I’d call my parents from the street’s endless hallway
even now, still waiting for an answer
to a question I cannot bring myself to frame.
Framer’s Shop
Carry the pictures to be framed.
Say there was a beginning
and now an end and we don’t want
it to end but weather is solemn
and no one escapes the weather
no matter how deep we walk into our houses.
Bring to the framer’s shop the poster
of the college gate the child walked through
becoming a man, and the photograph
of graduation, and the print of a painting
loved in a museum in someone else’s city
some quiet afternoon in another December.
So much cannot be put in frames—the turn
of that street in childhood, my own alone
cut with winter light. The framer accepts
only real objects, photographs, prints, diplomas, to set them
as what is becomes what was. Or is it the other way around?
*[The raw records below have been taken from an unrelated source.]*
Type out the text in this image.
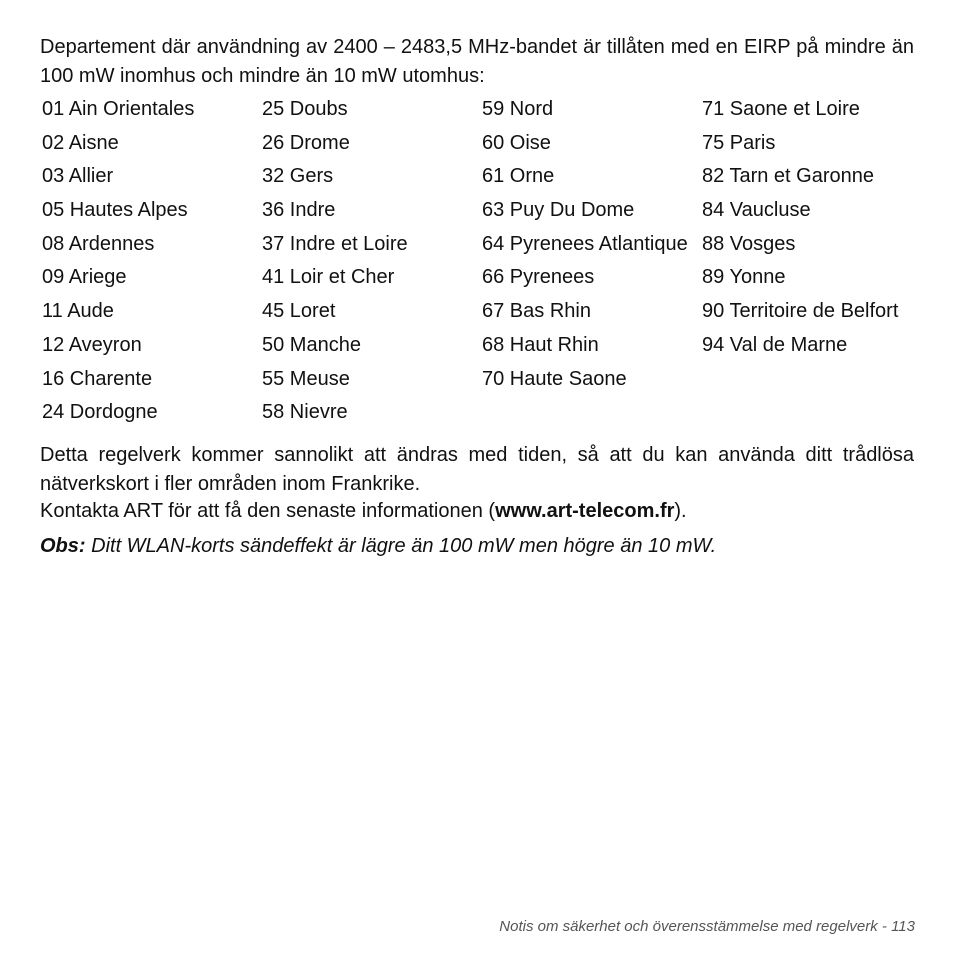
Departement där användning av 2400 – 2483,5 MHz-bandet är tillåten med en EIRP på mindre än 100 mW inomhus och mindre än 10 mW utomhus:

01 Ain Orientales
02 Aisne
03 Allier
05 Hautes Alpes
08 Ardennes
09 Ariege
11 Aude
12 Aveyron
16 Charente
24 Dordogne
25 Doubs
26 Drome
32 Gers
36 Indre
37 Indre et Loire
41 Loir et Cher
45 Loret
50 Manche
55 Meuse
58 Nievre
59 Nord
60 Oise
61 Orne
63 Puy Du Dome
64 Pyrenees Atlantique
66 Pyrenees
67 Bas Rhin
68 Haut Rhin
70 Haute Saone
71 Saone et Loire
75 Paris
82 Tarn et Garonne
84 Vaucluse
88 Vosges
89 Yonne
90 Territoire de Belfort
94 Val de Marne

Detta regelverk kommer sannolikt att ändras med tiden, så att du kan använda ditt trådlösa nätverkskort i fler områden inom Frankrike.

Kontakta ART för att få den senaste informationen (www.art-telecom.fr).

Obs: Ditt WLAN-korts sändeffekt är lägre än 100 mW men högre än 10 mW.

Notis om säkerhet och överensstämmelse med regelverk - 113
Delicate inlet, we pay the framer to frame it—
lay a boundary across time that spends us
since light is so wide. On the backstair landing windowsill
a dragonfly died this summer, and no one
has yet cleaned it away. Maybe I’m the only one
who sees it, fragile skeleton held in light,
I’m afraid to touch the almost weightless
wreckage of its life. So it stays. Balanced,
if the image were eternal, on a subtle shelf.
Place the framed photographs on the mantel.
Hammer nails and hinge art to the wall
so the house is not silent in itself.
Heft of the day’s unsimple pull
don’t feel so sad about it! everyone says, just
a door we’re always passing through.